Although six of the schooner’s crew were landed at Deal by a rescue boat, one boy who had been onboard drowned when being hauled across in a life buoy. His body was brought back to shore with the rest of the crew.

The broader picture

It wasn’t only the Channel Islands that felt the force of the wind. According to a story in the Guardian on 16 September, “reports from all parts of the country concur in stating that the recent gales were the severest which have been experienced for a long time, and the damage done has been very extensive”.

In the words of The Times, “the wind frequently blew with the force of a hurricane, causing great loss to shipping at sea and damage to property on land”.
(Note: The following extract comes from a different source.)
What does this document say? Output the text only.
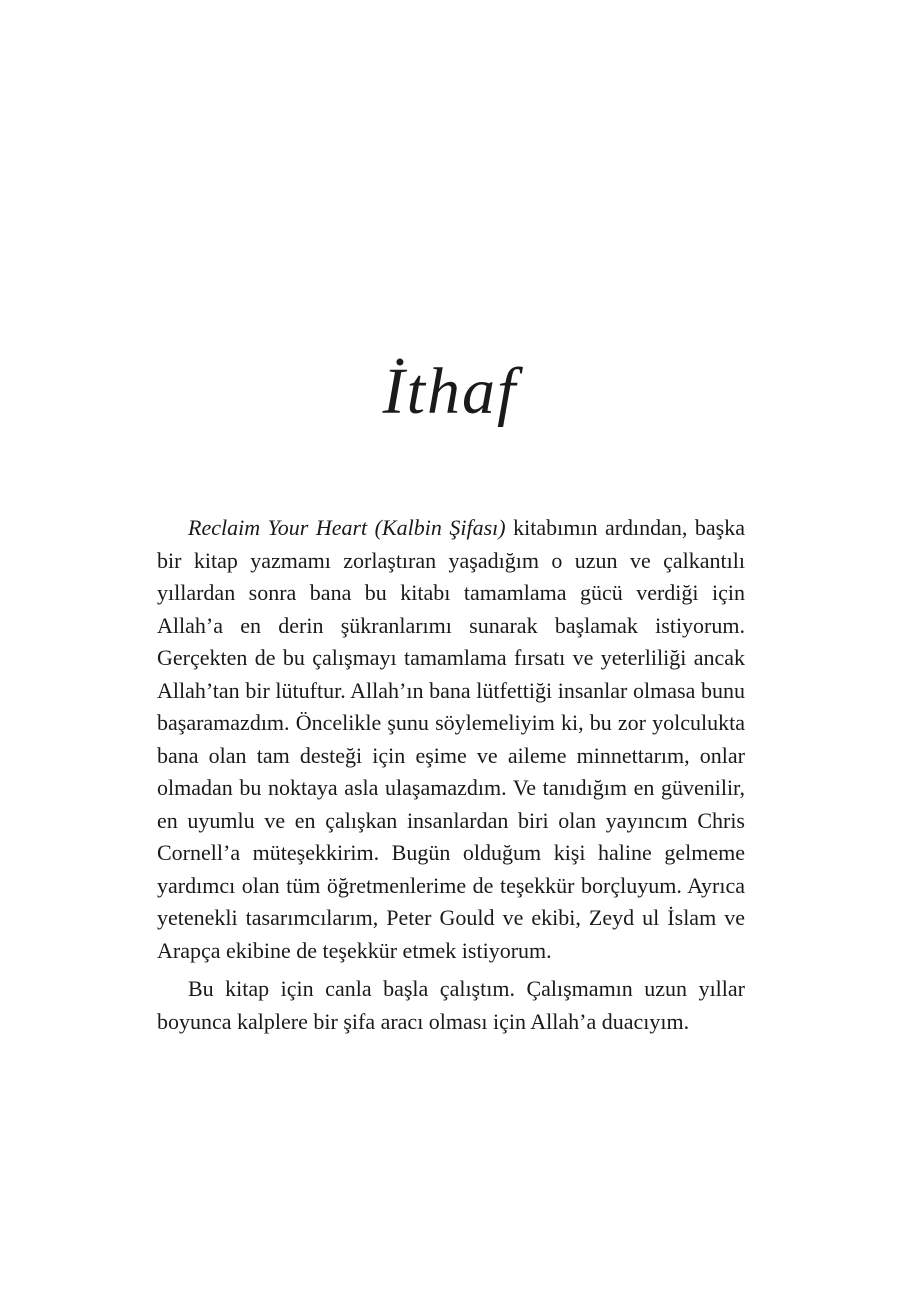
İthaf

Reclaim Your Heart (Kalbin Şifası) kitabımın ardından, başka bir kitap yazmamı zorlaştıran yaşadığım o uzun ve çalkantılı yıllardan sonra bana bu kitabı tamamlama gücü verdiği için Allah’a en derin şükranlarımı sunarak başlamak istiyorum. Gerçekten de bu çalışmayı tamamlama fırsatı ve yeterliliği ancak Allah’tan bir lütuftur. Allah’ın bana lütfettiği insanlar olmasa bunu başaramazdım. Öncelikle şunu söylemeliyim ki, bu zor yolculukta bana olan tam desteği için eşime ve aileme minnettarım, onlar olmadan bu noktaya asla ulaşamazdım. Ve tanıdığım en güvenilir, en uyumlu ve en çalışkan insanlardan biri olan yayıncım Chris Cornell’a müteşekkirim. Bugün olduğum kişi haline gelmeme yardımcı olan tüm öğretmenlerime de teşekkür borçluyum. Ayrıca yetenekli tasarımcılarım, Peter Gould ve ekibi, Zeyd ul İslam ve Arapça ekibine de teşekkür etmek istiyorum.

Bu kitap için canla başla çalıştım. Çalışmamın uzun yıllar boyunca kalplere bir şifa aracı olması için Allah’a duacıyım.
Even in central London, ships that had taken refuge on the Thames were thrown against each other. Boats were wrecked right across the south of England, with a list of 72 damaged and destroyed vessels compiled by Lloyds over the first two days of inclement weather.

On dry land, buildings lost tiles and chimneys, and trees were uprooted. As The Times reported, “large branches of the fine old elms, particularly in the Long Walk and Queen Anne’s Ride, which have weathered the storms for nearly two centuries, have been torn away by the violence of the winds, and are strewed over the avenues and drives from one end to the other”.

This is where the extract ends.